Über Jahrzehnte war die Zementfabrik Perlmooser der bestimmende Hauptbetrieb. Mittlerweile ist dieser stillgelegt und Kaltenleutgeben heute eher eine Wohnsitzgemeinde – auch mit vielen Zweitwohnsitzen der Wiener. Auch einen Beachvolleyballplatz gibt es hier. Das ist wichtig, denn der gemeinsame Einsatz mit anderen für seine Errichtung war der eigentliche Anlass, der Bernadette Schöny in die Politik brachte. Heute steht sie an der Spitze der Gemeinde, und zwar im Alter von 27 Jahren als jüngste Bürgermeisterin Österreichs. 

Dürre Liesing
Die „Dürre Liesing“ entspringt bei Kaltenleutgeben und durchfließt das Gemeindegebiet von West nach Ost. Nach dem Zusammenfluss mit der Reichen Liesing (im Bild) bildet sie den Liesingbach, dem der 23. Wiener Gemeindebezirk seinen Namen verdankt. Foto: CC BY-SA 4.0 - Tiefkuehlfan

Schöny hat also schon recht früh begonnen, sich politisch zu interessieren und zu engagieren: „Zuerst war ich Klassensprecherin in der Schule und 2009 bin ich der Jungen ÖVP beigetreten. Zuerst wollte ich eigentlich nur den Beachvolleyballplatz in Kaltenleutgeben mitgestalten, bin dann aber bei der ÖVP geblieben, habe meinen ersten Wahlkampf 2010 mitgeschlagen, und mittlerweile kann ich sagen, dass auch ein großer Freundeskreis daraus entstanden ist.“

Schöny ist in Kaltenleutgeben aufgewachsen, hier wohnt ihre Familie und hier wohnt sie auch noch immer mit ihrem Partner Stefan, mit dem sie bereits seit über elf Jahren liiert ist. Im Jänner bzw. Sommer möchte das Paar übrigens standesamtlich und kirchlich heiraten.

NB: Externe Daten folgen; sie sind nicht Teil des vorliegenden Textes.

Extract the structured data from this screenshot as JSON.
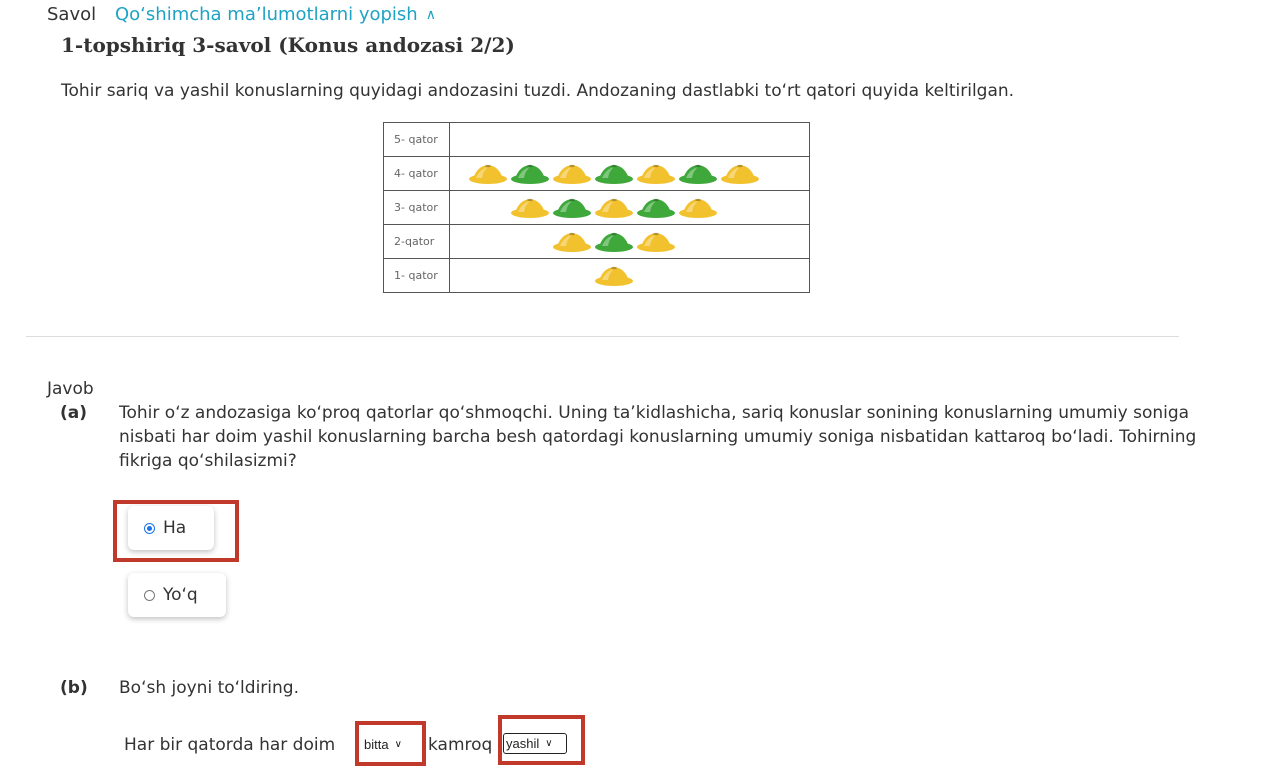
{
  "header": {
    "savol_label": "Savol",
    "toggle_link": "Qo‘shimcha ma’lumotlarni yopish",
    "toggle_icon": "chevron-up-icon"
  },
  "question": {
    "title": "1-topshiriq 3-savol (Konus andozasi 2/2)",
    "intro": "Tohir sariq va yashil konuslarning quyidagi andozasini tuzdi. Andozaning dastlabki to‘rt qatori quyida keltirilgan."
  },
  "pattern_table": {
    "rows": [
      {
        "label": "5- qator",
        "cones": []
      },
      {
        "label": "4- qator",
        "cones": [
          "yellow",
          "green",
          "yellow",
          "green",
          "yellow",
          "green",
          "yellow"
        ]
      },
      {
        "label": "3- qator",
        "cones": [
          "yellow",
          "green",
          "yellow",
          "green",
          "yellow"
        ]
      },
      {
        "label": "2-qator",
        "cones": [
          "yellow",
          "green",
          "yellow"
        ]
      },
      {
        "label": "1-  qator",
        "cones": [
          "yellow"
        ]
      }
    ],
    "colors": {
      "yellow": "#f2c12e",
      "green": "#3ea83a"
    }
  },
  "answer": {
    "label": "Javob",
    "part_a": {
      "label": "(a)",
      "text": "Tohir o‘z andozasiga ko‘proq qatorlar qo‘shmoqchi. Uning ta’kidlashicha, sariq konuslar sonining konuslarning umumiy soniga nisbati har doim yashil konuslarning barcha besh qatordagi konuslarning umumiy soniga nisbatidan kattaroq bo‘ladi. Tohirning fikriga qo‘shilasizmi?",
      "options": [
        {
          "label": "Ha",
          "selected": true
        },
        {
          "label": "Yo‘q",
          "selected": false
        }
      ]
    },
    "part_b": {
      "label": "(b)",
      "text": "Bo‘sh joyni to‘ldiring.",
      "sentence_start": "Har bir qatorda har doim",
      "select1_value": "bitta",
      "sentence_middle": "kamroq",
      "select2_value": "yashil"
    }
  },
  "highlight_color": "#c0392b"
}
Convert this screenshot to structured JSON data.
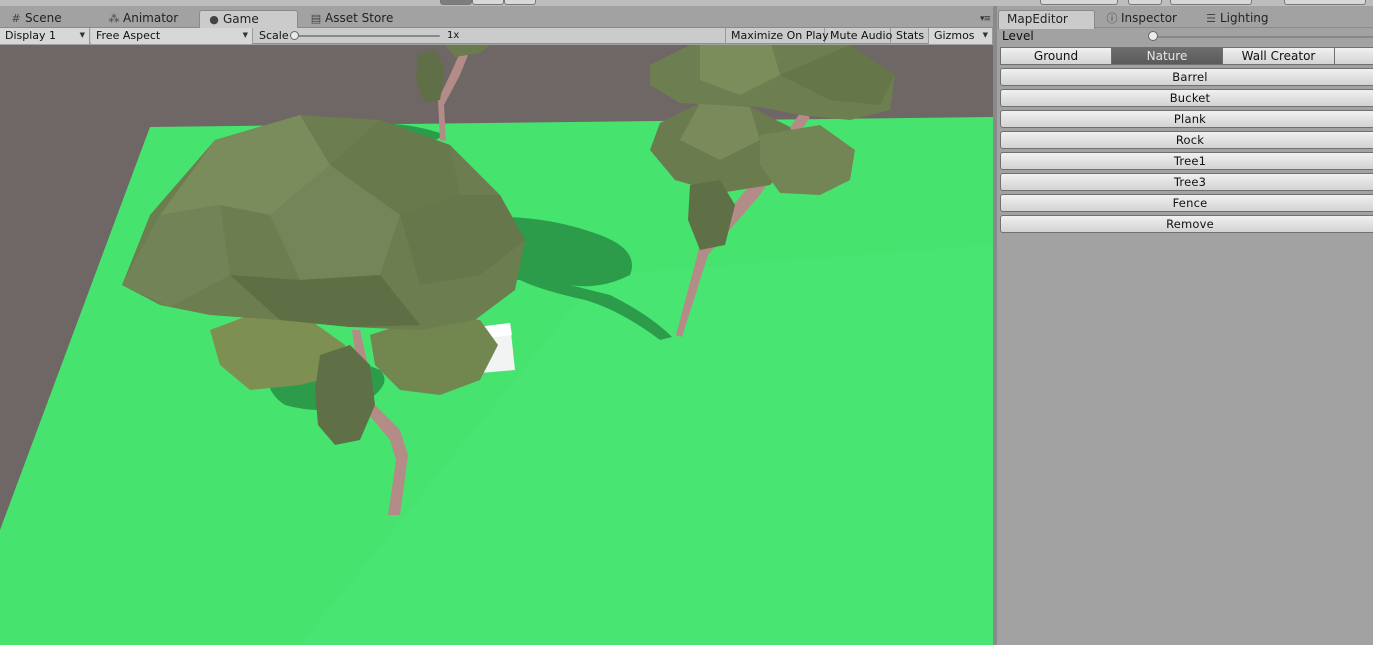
{
  "left_dock": {
    "tabs": [
      {
        "label": "Scene",
        "icon": "hash-icon",
        "active": false
      },
      {
        "label": "Animator",
        "icon": "animator-icon",
        "active": false
      },
      {
        "label": "Game",
        "icon": "game-icon",
        "active": true
      },
      {
        "label": "Asset Store",
        "icon": "store-icon",
        "active": false
      }
    ],
    "menu_glyph": "▾≡"
  },
  "game_toolbar": {
    "display": "Display 1",
    "aspect": "Free Aspect",
    "scale_label": "Scale",
    "scale_value": "1x",
    "maximize_on_play": "Maximize On Play",
    "mute_audio": "Mute Audio",
    "stats": "Stats",
    "gizmos": "Gizmos",
    "dropdown_arrow": "▼"
  },
  "right_dock": {
    "tabs": [
      {
        "label": "MapEditor",
        "icon": "",
        "active": true
      },
      {
        "label": "Inspector",
        "icon": "info-icon",
        "active": false
      },
      {
        "label": "Lighting",
        "icon": "lighting-icon",
        "active": false
      }
    ],
    "level_label": "Level",
    "level_slider_value": 0,
    "categories": [
      {
        "label": "Ground",
        "selected": false
      },
      {
        "label": "Nature",
        "selected": true
      },
      {
        "label": "Wall Creator",
        "selected": false
      }
    ],
    "items": [
      "Barrel",
      "Bucket",
      "Plank",
      "Rock",
      "Tree1",
      "Tree3",
      "Fence",
      "Remove"
    ]
  },
  "colors": {
    "grass": "#47e36f",
    "far_wall": "#6f6765",
    "foliage": "#6b7d4f",
    "trunk": "#b38c88",
    "selected_tab": "#5f5f5f"
  }
}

Trotz aller Heimatverbundenheit ist die junge Bürgermeisterin auch schon viel herumgekommen, nicht nur weil Reisen eine ihrer großen Leidenschaften ist. Unter anderem hat sie ein Jahr in Kalifornien gelebt und gearbeitet. In Deutschland machte sie ein mehrmonatiges Praktikum und in New York arbeitete sie in der Außenhandelsstelle der Wirtschaftskammer . „Dort habe ich wirklich sehr wichtige Erfahrungen sammeln können“,erzählt sie.  

Für Schöny ist heuer ein Jahr großer Veränderungen. So hat sie etwa diesen Sommer ihr Studium der Betriebswirtschaftslehre erfolgreich abgeschlossen. Das bedeutete für sie auch insofern eine Erleichterung, da sie bis vor Kurzem zwischen ihrem Wohnort Kaltenleutgeben, ihrem Studienort Krems und ihrem Arbeitsplatz in St. Pölten pendeln musste.

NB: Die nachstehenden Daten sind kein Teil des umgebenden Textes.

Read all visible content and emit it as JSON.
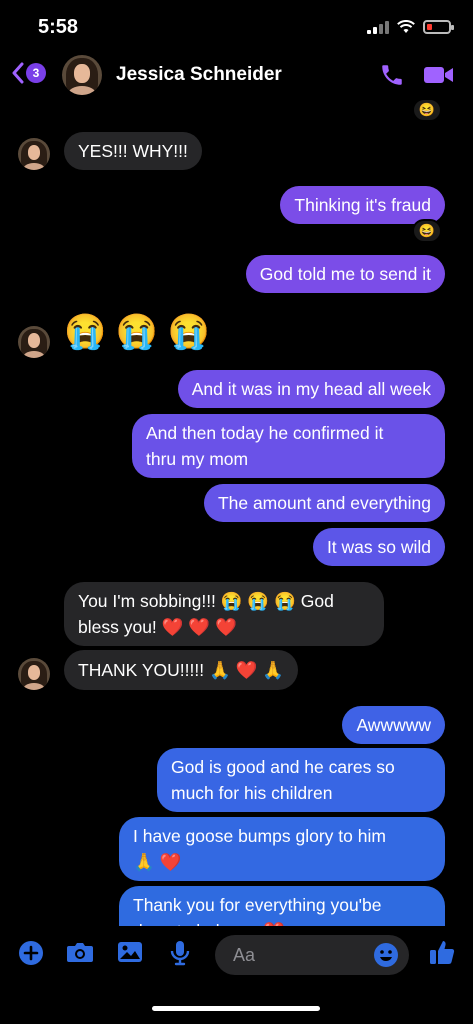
{
  "status": {
    "time": "5:58"
  },
  "header": {
    "back_badge": "3",
    "contact_name": "Jessica Schneider",
    "accent_color": "#a062ff"
  },
  "messages": {
    "m1": "YES!!! WHY!!!",
    "m2": "Thinking it's fraud",
    "m3": "God told me to send it",
    "m4": "😭 😭 😭",
    "m5": "And it was in my head all week",
    "m6a": "And then today he confirmed it",
    "m6b": "thru my mom",
    "m7": "The amount and everything",
    "m8": "It was so wild",
    "m9a": "You I'm sobbing!!! 😭 😭 😭 God",
    "m9b": "bless you! ❤️ ❤️ ❤️",
    "m10": "THANK YOU!!!!! 🙏 ❤️ 🙏",
    "m11": "Awwwww",
    "m12a": "God is good and he cares so",
    "m12b": "much for his children",
    "m13a": "I have goose bumps glory to him",
    "m13b": "🙏 ❤️",
    "m14a": "Thank you for everything you'be",
    "m14b": "done to help me ❤️"
  },
  "reactions": {
    "laugh": "😆"
  },
  "composer": {
    "placeholder": "Aa",
    "emoji": "😊"
  },
  "colors": {
    "sent_purple": "#7b4de8",
    "sent_blue": "#2f6be0",
    "received": "#262628"
  }
}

Die beiden letzten fielen heuer weg, Krems wegen des Bachleor-Abschlusses, und St. Pölten, weil Schöny ihren dortigen Brotberuf aufgegeben hat: „Ich war dreieinhalb Jahre Geschäftsführerin der Jungen ÖVP in Niederösterreich. Das ist die größte politische Jugendorganisation in Niederösterreich. Ich leitete dort die politischen Geschäfte und das Büro mit allen Mitarbeitern.“ Im Mai hat sie diese Funktion allerdings an Melanie Schneider aus Payerbach abgegeben, um sich mit voller Kraft und so viel Zeit wie möglich dem Bürgermeisteramt widmen zu können. Dieses ist schließlich auch eine markante Veränderung des Jahres 2020.

Beim ersten Antritt Gemeinde gedreht 

Bei den Gemeinderatswahlen am 26. Jänner wurden dafür die Weichen gestellt. Die ÖVP und die Grünen verzeichneten als einzige Parteien Stimmen- und Mandatszugewinne, sodass sie gemeinsam eine Mehrheit im Gemeinderat erlangten und Bernadette Schöny erstmals in das Bürgermeisteramt wählten. Eine Premiere, denn bislang stellte immer die SPÖ den Bürgermeister.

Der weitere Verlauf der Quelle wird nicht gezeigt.